Tuesday, August 28, 2007

Can We Live Through August?


I was talking with my friend TS Elmwood the other day. She called to make sure we were ok after last week’s storms.

“I was reading Tom Skilling’s weather blog. Looks like things were pretty bad in some places.”

We actually spent about twenty minutes down on the first floor of our office building that afternoon, because there was a tornado warning for the city.

“Everything ok?”

The building is fine. A street about half mile north is closed, and there are some trees down. I walked around by the river today, and there is some flooding on the bikepaths, and the small bridges are closed. And there is some more serious flooding on the Fox River, farther north.

“And your house is ok?”

Much to our relief, it is. We just had a bit of water in the basement. The tree out back lost a bunch of small branches. One of the houses across the street lost a huge old tree.

“When I was kid growing up out that way in the suburbs, the power would always go out during storms.”

It does go out more than I thought it would out here.
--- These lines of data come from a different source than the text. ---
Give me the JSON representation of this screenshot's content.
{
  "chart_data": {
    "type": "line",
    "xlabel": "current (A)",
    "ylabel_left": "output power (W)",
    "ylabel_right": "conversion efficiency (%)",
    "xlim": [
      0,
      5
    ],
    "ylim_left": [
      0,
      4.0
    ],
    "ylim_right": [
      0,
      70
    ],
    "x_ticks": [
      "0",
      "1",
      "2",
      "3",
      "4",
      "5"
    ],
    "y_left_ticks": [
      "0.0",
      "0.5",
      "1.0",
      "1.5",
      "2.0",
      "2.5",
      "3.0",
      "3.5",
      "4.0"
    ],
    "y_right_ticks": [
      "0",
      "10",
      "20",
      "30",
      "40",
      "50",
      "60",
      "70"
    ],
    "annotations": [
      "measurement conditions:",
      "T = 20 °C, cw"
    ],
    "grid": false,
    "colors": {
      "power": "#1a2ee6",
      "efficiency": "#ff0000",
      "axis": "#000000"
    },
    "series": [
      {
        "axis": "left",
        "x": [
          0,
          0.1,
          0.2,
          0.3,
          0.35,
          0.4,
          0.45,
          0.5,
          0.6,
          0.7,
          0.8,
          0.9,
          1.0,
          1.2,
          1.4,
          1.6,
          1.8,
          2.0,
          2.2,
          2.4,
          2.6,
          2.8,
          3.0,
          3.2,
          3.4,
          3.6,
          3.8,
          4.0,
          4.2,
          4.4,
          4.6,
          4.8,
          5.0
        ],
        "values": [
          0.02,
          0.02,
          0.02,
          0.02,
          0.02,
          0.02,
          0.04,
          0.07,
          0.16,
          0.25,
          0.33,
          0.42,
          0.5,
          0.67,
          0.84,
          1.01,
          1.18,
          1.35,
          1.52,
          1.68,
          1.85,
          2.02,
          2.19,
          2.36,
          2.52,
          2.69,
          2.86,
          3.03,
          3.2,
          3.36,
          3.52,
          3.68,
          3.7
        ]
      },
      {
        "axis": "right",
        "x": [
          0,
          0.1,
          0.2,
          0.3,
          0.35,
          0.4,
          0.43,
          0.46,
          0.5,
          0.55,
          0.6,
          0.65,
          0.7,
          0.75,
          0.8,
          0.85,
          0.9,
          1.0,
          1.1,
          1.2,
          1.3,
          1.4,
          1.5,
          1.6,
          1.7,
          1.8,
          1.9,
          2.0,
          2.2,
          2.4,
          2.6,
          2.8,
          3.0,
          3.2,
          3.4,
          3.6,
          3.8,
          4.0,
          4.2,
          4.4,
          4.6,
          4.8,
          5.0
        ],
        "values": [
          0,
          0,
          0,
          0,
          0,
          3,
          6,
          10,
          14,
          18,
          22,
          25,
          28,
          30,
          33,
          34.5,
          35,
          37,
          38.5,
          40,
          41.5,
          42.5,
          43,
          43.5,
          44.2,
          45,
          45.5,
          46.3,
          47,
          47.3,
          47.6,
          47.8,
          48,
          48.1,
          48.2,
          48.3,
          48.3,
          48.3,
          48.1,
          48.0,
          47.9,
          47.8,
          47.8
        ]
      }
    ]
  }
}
Ours was out most of the day Friday – I figure ComEd may have shut things down while they were picking up power lines.

“Was there a lot of damage in your area?”

Not right around our house, but it turns out that a tornado touched down a couple miles north of us. Lots of trees down, power lines down – I drove home that way on Thursday, so I must have gone through there only about an hour after the tornado did.

“I’m glad you’re all ok. I saw some scary looking pictures in the news.”

We’re all ok. I was home most of Friday -- with the power out, I spent several hours sitting by the window, catching on my reading, and catching up on petting cats.

“Awww. Hey, how is Will’s cat doing?”

Unfortunately, she died a few weeks ago.

“Oh no, that’s too bad. How are he and Mary doing?”

OK, I think, but I know Will is pretty down. They had that cat for like fourteen years. And one of their other cats had cancer last year, and now they are afraid that his cancer is back.

“That’s so sad.”

I know. Driving home from work last Thursday, during the storms, I kept worrying about our cats, because I knew they would be scared of the thunder of lightning. And they would have been really scared if the tree in our backyard had ended up in our kitchen.

“You know, it is even worse with kids. Worries, I mean.”

I know.

“Take care of yourself, K. And take care of covivant, and take care of those cats.”

Thanks. You take care of your family as well.